A Blade with Two Edges #OldPoems

The mind, consciousness itself, a blade with two edges,
sharp on both sides, forged in the mind. We all bear scars.
Marks. Places we were harmed, injured, cut deeply by thoughts, words.
Invisible weapons first learned turned inward, toward, threatening the self.
How many missing flesh, comforts, throw the burden off from hands, their swords,
tools trashed, forgotten and lost, because strength comes with cost, a price, hefty, sure.

But full with worth.

Bravery.
Courage.
Carrying heavy weapons.
Sore-handed. Tired. One trapped in the mind.
Invisible to any eye. It can not be seen seeing.
Slicing both directions, out and in, and we feel mostly in, it is all we have.

Ourselves.
And consciousness carves us up like a roast,
a sacrifice, dinner, like a fat gluttonous ego.
This sword makes it thinner. Drops weight.
Extrapolate hate in a lengthy, long, red
dissections of selfishness, greed, bad
and its wavering boundary against good,
not to be attacked.
But understood.

The mind brandished this weapon, pounded in imperfection until it is gone,
buried too deep to be seen, felt, still in notches, chips in steel, iron, handles wrapped
in palms and fingers gripped. Consciousness. Awakeness. Aware. Staring. Keen.

Our own heads lend us this sword.
The world knows the shape.
So the world supplies a sheath.
Help against the pain of lugging sharp brains,
a place to shush it in and let go,
a shape fit for the great idiotic weapon of ego.
So we can carry it. Keep walking. Moving. Growing.

Even if it’s slowly.

Gods became Gods

Forgiveness and memory do not have to live at odds.
We do not need to compare ourselves to gods.
Besides, in the end, they all get laid on tables for dinner.
And a god is a meal that makes you thinner.
Costs more than its worth, and made worse,
a god is likely to put you through it too.
Not a fire or a furnace.
But against black cast iron on the stove.
Coiled red metal tracks traverse an oven.

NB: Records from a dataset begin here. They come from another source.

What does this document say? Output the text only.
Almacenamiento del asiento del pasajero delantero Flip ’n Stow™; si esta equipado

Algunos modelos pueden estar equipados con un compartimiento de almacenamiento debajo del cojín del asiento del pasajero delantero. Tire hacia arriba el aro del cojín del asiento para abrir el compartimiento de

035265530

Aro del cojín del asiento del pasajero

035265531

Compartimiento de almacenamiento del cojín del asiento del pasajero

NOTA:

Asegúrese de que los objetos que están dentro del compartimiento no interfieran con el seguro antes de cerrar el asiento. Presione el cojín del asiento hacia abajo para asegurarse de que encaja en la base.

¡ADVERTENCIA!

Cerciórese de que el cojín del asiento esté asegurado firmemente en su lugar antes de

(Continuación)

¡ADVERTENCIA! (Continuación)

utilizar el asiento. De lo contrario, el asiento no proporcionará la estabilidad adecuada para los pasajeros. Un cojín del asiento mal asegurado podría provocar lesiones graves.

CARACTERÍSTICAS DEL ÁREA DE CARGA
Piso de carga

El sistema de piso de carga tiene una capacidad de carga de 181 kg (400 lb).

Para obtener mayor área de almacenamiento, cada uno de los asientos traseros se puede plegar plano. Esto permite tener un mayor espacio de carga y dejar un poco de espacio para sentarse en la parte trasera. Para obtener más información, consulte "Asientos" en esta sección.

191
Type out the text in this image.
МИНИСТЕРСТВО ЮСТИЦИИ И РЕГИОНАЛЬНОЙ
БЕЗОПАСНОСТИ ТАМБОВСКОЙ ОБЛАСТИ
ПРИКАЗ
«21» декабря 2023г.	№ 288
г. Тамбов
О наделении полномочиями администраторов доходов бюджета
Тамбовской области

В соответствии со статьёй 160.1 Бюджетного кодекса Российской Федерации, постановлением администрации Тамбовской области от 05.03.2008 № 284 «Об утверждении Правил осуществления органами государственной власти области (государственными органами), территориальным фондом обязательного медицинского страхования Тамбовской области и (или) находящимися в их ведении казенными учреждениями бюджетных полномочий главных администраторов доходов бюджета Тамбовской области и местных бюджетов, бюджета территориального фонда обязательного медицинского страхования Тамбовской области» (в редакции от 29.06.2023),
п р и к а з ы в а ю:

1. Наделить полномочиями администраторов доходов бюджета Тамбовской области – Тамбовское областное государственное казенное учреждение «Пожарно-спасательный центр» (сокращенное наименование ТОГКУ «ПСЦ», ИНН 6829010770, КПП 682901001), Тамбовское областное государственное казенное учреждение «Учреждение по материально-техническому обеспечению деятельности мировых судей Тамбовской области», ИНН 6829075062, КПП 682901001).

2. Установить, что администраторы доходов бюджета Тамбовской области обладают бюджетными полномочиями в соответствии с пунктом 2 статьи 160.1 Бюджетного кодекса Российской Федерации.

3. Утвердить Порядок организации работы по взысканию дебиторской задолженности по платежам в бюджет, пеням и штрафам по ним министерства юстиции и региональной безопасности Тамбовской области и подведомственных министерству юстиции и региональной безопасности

Divinity has an appetite which never slows.

Gods became Gods
by not forgetting
what is owed them.

These Details

Waxing hissing descending from high up in autumn breeze pushed trees.
Soft-hearted poplars and white oaks that shed skin like tall gray upright snakes.
Truck bed lower lip slammed echoed through otherwise quiet country distance.
Black scavenging ants that get on and into any available crevice.
Faded bricks segregated by weak taupe concrete lines,
and me, writing in red ink.
A poem about listening.
About eyes open watching.
Knocking down walls of swaying green
and throwing red pine straw mulch
and brown dust
and whipped black earth.

These details are what are, what is, what all, around me, exists.
A tangled consciousness such as this is no more or less
than the thread which has pierced and knit them all together.

So much of writing poems is so much no more than sewing.
Mending what was not the least bit broken.

For the mind is an eye unlike any other.
It can not be closed once it is open.

Of Man and Mirrors

At first, self awareness always feels like the world is ending.
But that is not what is happening here.

We are witnessing the birth of our first population-wide form of self-awareness.
We glimpsed ourselves as a species. And it has given all of us an identity crisis.

This is not the end of the world.

It is the cultural equivalent of what most animals do when seeing their reflection for the first time. These are the birthing pains of new consciousness.

A great reckoning of Man and mirrors.